Multi-Layered Sparse Models and their Connection to Deep-Learning

If several layers of the above-described sparse representation model are chained together (i.e. the representations themselves have sparse decomposition), we get an interesting new model construction of great interest. On one hand, this new structure leads to a model that describes the same signal in several parallel ways, each given in a different abstraction level. As such, this model poses a stringer structure on the signals of interest, thus serving them better. More exciting is the fact that pursuit algorithms, designed to expose the signal representations, lead naturally to classic deep-learning architectures of various sorts (feed-forward, recurrent, …) . These can now be accompanied by a new ability of theoretically analyzing their performance bounds. The multi-layer sparse representation model is an exciting new front of research that could lead to a systematic construction of a comprehensive theory for deep-learning.

Graph-Based Signal Processing

The classic field of signal processing considers uniformly sampled signals given on a clear measurement grid. Modern data sources, on the other hand, often produce signals lacking such pleasant sampling format. Consider for example traffic load data gathered by thousands of sensors spread in critical junctions in a predefined geographic region, accumulated over time. These signals are far more complex to process, as most of the familiar tools in signal processing (such as filtering, Fourier transform, sampling theorems, and more) are rendered useless for them. Such signals can be modeled as residing on a graph, where the nodes represent the sensing points, the edges of the graph represent the distances between nodes, and the signal itself are scalar values populating each node. The field of graph signal processing aims to adapt the classic tools to such signals. Our own work on this subject started by extending the Wavelet transform to graphs signals, and our later focus was on the generalization of the sparse representation model to cope with these breed of signals.
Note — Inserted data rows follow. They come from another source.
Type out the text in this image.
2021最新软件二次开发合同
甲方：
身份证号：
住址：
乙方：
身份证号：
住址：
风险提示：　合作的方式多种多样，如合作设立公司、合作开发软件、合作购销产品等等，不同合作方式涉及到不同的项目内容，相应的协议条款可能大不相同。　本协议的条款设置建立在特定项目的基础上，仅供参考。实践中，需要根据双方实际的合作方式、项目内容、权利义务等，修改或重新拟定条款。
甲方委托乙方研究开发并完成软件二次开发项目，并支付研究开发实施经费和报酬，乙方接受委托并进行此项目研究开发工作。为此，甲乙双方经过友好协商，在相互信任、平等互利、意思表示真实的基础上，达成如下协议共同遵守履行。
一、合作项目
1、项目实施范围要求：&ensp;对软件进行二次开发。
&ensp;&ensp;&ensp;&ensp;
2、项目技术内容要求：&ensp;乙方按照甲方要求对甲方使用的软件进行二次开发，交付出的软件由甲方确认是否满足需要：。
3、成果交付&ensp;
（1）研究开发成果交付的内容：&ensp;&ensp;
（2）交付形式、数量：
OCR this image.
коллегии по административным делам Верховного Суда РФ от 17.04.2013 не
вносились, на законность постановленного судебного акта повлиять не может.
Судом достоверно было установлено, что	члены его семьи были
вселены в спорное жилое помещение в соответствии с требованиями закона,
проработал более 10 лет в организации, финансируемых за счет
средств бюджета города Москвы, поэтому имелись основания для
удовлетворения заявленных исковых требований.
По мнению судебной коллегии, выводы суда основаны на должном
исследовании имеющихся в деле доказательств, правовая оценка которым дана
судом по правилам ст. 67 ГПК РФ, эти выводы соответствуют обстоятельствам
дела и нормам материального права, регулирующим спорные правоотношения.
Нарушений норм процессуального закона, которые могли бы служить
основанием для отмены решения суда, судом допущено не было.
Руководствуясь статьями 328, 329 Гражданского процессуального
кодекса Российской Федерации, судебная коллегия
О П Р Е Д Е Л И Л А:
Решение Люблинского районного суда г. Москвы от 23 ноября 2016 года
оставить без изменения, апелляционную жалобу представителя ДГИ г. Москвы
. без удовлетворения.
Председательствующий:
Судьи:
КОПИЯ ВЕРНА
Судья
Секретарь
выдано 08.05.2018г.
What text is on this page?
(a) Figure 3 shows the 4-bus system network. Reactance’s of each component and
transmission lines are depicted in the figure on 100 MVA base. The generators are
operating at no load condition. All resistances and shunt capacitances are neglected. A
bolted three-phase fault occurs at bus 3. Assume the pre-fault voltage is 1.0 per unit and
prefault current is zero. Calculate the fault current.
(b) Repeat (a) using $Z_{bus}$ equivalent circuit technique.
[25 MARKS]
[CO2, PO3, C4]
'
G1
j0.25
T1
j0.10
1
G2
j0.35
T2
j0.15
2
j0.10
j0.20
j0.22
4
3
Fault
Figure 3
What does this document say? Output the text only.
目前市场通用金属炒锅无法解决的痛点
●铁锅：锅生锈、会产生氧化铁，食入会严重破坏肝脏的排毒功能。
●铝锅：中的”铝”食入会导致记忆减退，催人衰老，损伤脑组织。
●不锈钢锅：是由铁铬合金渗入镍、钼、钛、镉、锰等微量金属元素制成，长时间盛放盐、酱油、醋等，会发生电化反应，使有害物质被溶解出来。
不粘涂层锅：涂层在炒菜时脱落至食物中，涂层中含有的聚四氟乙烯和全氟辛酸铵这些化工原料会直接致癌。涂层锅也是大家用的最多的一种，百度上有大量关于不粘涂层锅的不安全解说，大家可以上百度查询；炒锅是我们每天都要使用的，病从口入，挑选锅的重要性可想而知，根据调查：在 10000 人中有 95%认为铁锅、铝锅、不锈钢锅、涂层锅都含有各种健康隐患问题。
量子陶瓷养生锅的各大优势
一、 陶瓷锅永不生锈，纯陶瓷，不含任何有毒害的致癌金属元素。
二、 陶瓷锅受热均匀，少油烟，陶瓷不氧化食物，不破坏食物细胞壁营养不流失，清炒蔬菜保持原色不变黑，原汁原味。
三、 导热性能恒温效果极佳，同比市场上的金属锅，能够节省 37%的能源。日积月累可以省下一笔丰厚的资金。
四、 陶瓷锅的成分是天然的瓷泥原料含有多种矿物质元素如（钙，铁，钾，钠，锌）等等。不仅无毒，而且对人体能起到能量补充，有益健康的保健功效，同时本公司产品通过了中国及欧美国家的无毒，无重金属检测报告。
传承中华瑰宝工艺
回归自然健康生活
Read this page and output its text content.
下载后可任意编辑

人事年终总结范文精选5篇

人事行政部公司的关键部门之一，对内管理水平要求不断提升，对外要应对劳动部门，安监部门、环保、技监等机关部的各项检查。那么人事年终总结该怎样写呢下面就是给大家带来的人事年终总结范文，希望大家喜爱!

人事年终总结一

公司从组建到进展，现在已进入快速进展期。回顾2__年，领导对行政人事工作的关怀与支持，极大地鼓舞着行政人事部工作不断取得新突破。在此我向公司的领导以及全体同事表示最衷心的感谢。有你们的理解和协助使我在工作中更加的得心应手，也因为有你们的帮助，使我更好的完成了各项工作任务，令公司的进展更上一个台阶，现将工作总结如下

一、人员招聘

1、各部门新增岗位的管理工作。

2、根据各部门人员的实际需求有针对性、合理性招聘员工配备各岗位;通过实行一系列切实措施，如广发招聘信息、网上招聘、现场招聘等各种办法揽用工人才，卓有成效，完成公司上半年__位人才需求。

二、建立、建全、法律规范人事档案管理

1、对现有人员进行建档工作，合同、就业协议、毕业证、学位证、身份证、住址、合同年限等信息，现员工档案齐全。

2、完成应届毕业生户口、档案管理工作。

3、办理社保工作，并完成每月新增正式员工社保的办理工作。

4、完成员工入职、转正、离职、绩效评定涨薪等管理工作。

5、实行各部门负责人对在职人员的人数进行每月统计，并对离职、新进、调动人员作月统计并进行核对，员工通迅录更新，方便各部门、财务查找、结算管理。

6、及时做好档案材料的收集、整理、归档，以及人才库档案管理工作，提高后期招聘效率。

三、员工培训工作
Patch-Based Image Processing

Imposing sophisticated models on full images is hard and even impossible due to the curse of dimensionality, and the difficulty to adapt such a global the model properly to the data. A technical remedy that we and many others adopted in the past decade is to operate locally on small fully overlapped patches, imposing the models on them independently, and then fusing their results to form the global image. Surprisingly, alongside the benefit of being much simpler, this strategy often leads to state-of-the-art results in inverse problems such as denoising, inpainting, super-resolution, deblurring, CT and MRI reconstruction, and more. How can this be explained? The bad news are that there is still no clear and final answer to this question. The good news, though, are that we are getting closer, with several identified key findings. We have defined the global model that stands behind this strategy, identified to be the Convolutional Sparse Coding model. We have managed to extend much of the known theory of sparse representation to this model while emphasizing local sparsity, and we have found effective ways to learn this model globally while operating only locally. We are struggling now to find ways to harness this global model successfully in inverse problems, in a way that could explain the above described success of the local strategy.